Avari sat with one hip on the corner of his desk, tugging the sleeves of an immaculate, coal-gray suit jacket into place. If not for the sunglasses—and the ability to close doors without touching them—he could have been any ordinary cog in the life-insurance machine. “What makes you think I’m open to such an exchange?” Power radiated from him in waves of bitter cold, drawing goose bumps from my skin, even beneath my jacket.

“You’re a hellion of avarice,” I began, but when the demon’s head turned my way, the words froze in my throat, and I had to cough to force them up. “Why wouldn’t you want more for less?”

Avari’s brows rose above his sunglasses, and my heart thumped painfully from the knowledge that both his attention and his gaze were focused on me. Being scrutinized by a hellion was definitely not part of the plan.

Nash stepped protectively closer to me, his hand brushing mine, but Avari took no notice.

“You reek, beansidhe.” The hellion’s words wove through me on a gust of frigid air, coiling around my chest until I could hardly feel my heartbeat through the simultaneous numbing cold and stabbing, icy pressure. “The rot spreads inside you quickly. I smell it. I feel it, though you disguise your pain with uncommon strength and fortitude. Both qualities I find quite appetizing in a soul.”

He rose from his desk and took a single stride toward me. I answered it with a backward step, swallowing a cry as my bad foot hit the floor. Needlelike pain shot down my foot and up my leg, this time enveloping my entire pelvis, as well.

I was getting worse. Fast.

The hellion’s long, straight nose twitched as he inhaled, and a terrifying flash of hunger flickered across his otherwise empty expression. “I can eat your pain. I can spare your life.”

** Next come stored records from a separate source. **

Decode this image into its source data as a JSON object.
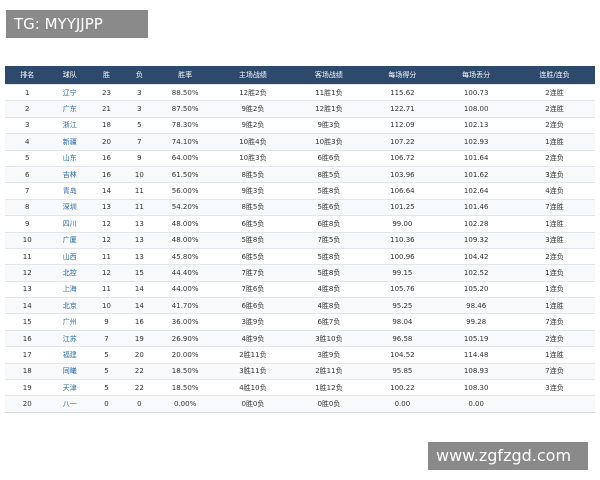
{
  "watermark_top": "TG: MYYJJPP",
  "watermark_bottom": "www.zgfzgd.com",
  "table": {
    "header": [
      "排名",
      "球队",
      "胜",
      "负",
      "胜率",
      "主场战绩",
      "客场战绩",
      "每场得分",
      "每场丢分",
      "连胜/连负"
    ],
    "rows": [
      [
        "1",
        "辽宁",
        "23",
        "3",
        "88.50%",
        "12胜2负",
        "11胜1负",
        "115.62",
        "100.73",
        "2连胜"
      ],
      [
        "2",
        "广东",
        "21",
        "3",
        "87.50%",
        "9胜2负",
        "12胜1负",
        "122.71",
        "108.00",
        "2连胜"
      ],
      [
        "3",
        "浙江",
        "18",
        "5",
        "78.30%",
        "9胜2负",
        "9胜3负",
        "112.09",
        "102.13",
        "2连负"
      ],
      [
        "4",
        "新疆",
        "20",
        "7",
        "74.10%",
        "10胜4负",
        "10胜3负",
        "107.22",
        "102.93",
        "1连胜"
      ],
      [
        "5",
        "山东",
        "16",
        "9",
        "64.00%",
        "10胜3负",
        "6胜6负",
        "106.72",
        "101.64",
        "2连负"
      ],
      [
        "6",
        "吉林",
        "16",
        "10",
        "61.50%",
        "8胜5负",
        "8胜5负",
        "103.96",
        "101.62",
        "3连负"
      ],
      [
        "7",
        "青岛",
        "14",
        "11",
        "56.00%",
        "9胜3负",
        "5胜8负",
        "106.64",
        "102.64",
        "4连负"
      ],
      [
        "8",
        "深圳",
        "13",
        "11",
        "54.20%",
        "8胜5负",
        "5胜6负",
        "101.25",
        "101.46",
        "7连胜"
      ],
      [
        "9",
        "四川",
        "12",
        "13",
        "48.00%",
        "6胜5负",
        "6胜8负",
        "99.00",
        "102.28",
        "1连胜"
      ],
      [
        "10",
        "广厦",
        "12",
        "13",
        "48.00%",
        "5胜8负",
        "7胜5负",
        "110.36",
        "109.32",
        "3连胜"
      ],
      [
        "11",
        "山西",
        "11",
        "13",
        "45.80%",
        "6胜5负",
        "5胜8负",
        "100.96",
        "104.42",
        "2连负"
      ],
      [
        "12",
        "北控",
        "12",
        "15",
        "44.40%",
        "7胜7负",
        "5胜8负",
        "99.15",
        "102.52",
        "1连负"
      ],
      [
        "13",
        "上海",
        "11",
        "14",
        "44.00%",
        "7胜6负",
        "4胜8负",
        "105.76",
        "105.20",
        "1连负"
      ],
      [
        "14",
        "北京",
        "10",
        "14",
        "41.70%",
        "6胜6负",
        "4胜8负",
        "95.25",
        "98.46",
        "1连胜"
      ],
      [
        "15",
        "广州",
        "9",
        "16",
        "36.00%",
        "3胜9负",
        "6胜7负",
        "98.04",
        "99.28",
        "7连负"
      ],
      [
        "16",
        "江苏",
        "7",
        "19",
        "26.90%",
        "4胜9负",
        "3胜10负",
        "96.58",
        "105.19",
        "2连负"
      ],
      [
        "17",
        "福建",
        "5",
        "20",
        "20.00%",
        "2胜11负",
        "3胜9负",
        "104.52",
        "114.48",
        "1连胜"
      ],
      [
        "18",
        "同曦",
        "5",
        "22",
        "18.50%",
        "3胜11负",
        "2胜11负",
        "95.85",
        "108.93",
        "7连负"
      ],
      [
        "19",
        "天津",
        "5",
        "22",
        "18.50%",
        "4胜10负",
        "1胜12负",
        "100.22",
        "108.30",
        "3连负"
      ],
      [
        "20",
        "八一",
        "0",
        "0",
        "0.00%",
        "0胜0负",
        "0胜0负",
        "0.00",
        "0.00"
      ]
    ]
  }
}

Panic shot through me and I squelched it all, except the tremor in my hands. “When my death comes, you can’t stop it, and I won’t even try. If I’m supposed to die from crimson creeper venom, so be it.” Not that I was exactly eager to go, but I would not die without my soul. Not even for the promise of a quick, painless death.

“And if you were not meant to die of such poison?” Avari’s brows lifted once more as he stepped forward, and again I limped backward, my vision going gray with the sudden, harsh movement. “I see your lifeline spread before me like a length of road, and the miles should tick away your fleeting, insignificant life for some time to come. Yet the stench of death clings to you. It flows through your veins like a river through its channel, and the toxin will reach your heart within minutes.”

He paused, and I thought I glimpsed a dark flash of pleasure, even through the opaque tint of his lenses. “If you stay in the Nether much longer, you will die here.”

Fresh fear skittered up my spine to lodge in my throat, and my gaze flitted from Nash’s horrified expression to the smug hellion. Then I asked the question he clearly wanted to hear, in spite of some strong instinct urging me to retreat into silence. I had to know. “But you said my lifeline goes on.” I stopped to breathe through another agonizing wave of pain. “How can I die here?”

“The date stamped on your feeble body means nothing in the Netherworld. If you suffer a mortal injury or contract a deadly infection here, you will die among us. As one of us. But you have a few minutes yet. Enough time to barter for your friends. Or to escape to your own world.”

Was he telling the truth?

Horror drew my hands into fists so tight my fingernails cut into my flesh. If I fled the Netherworld to save myself, there would be no one left to suspend Addy’s and Regan’s souls once the hellion released them, so Nash could guide them back into the proper bodies. But if I stayed to help them, I would die.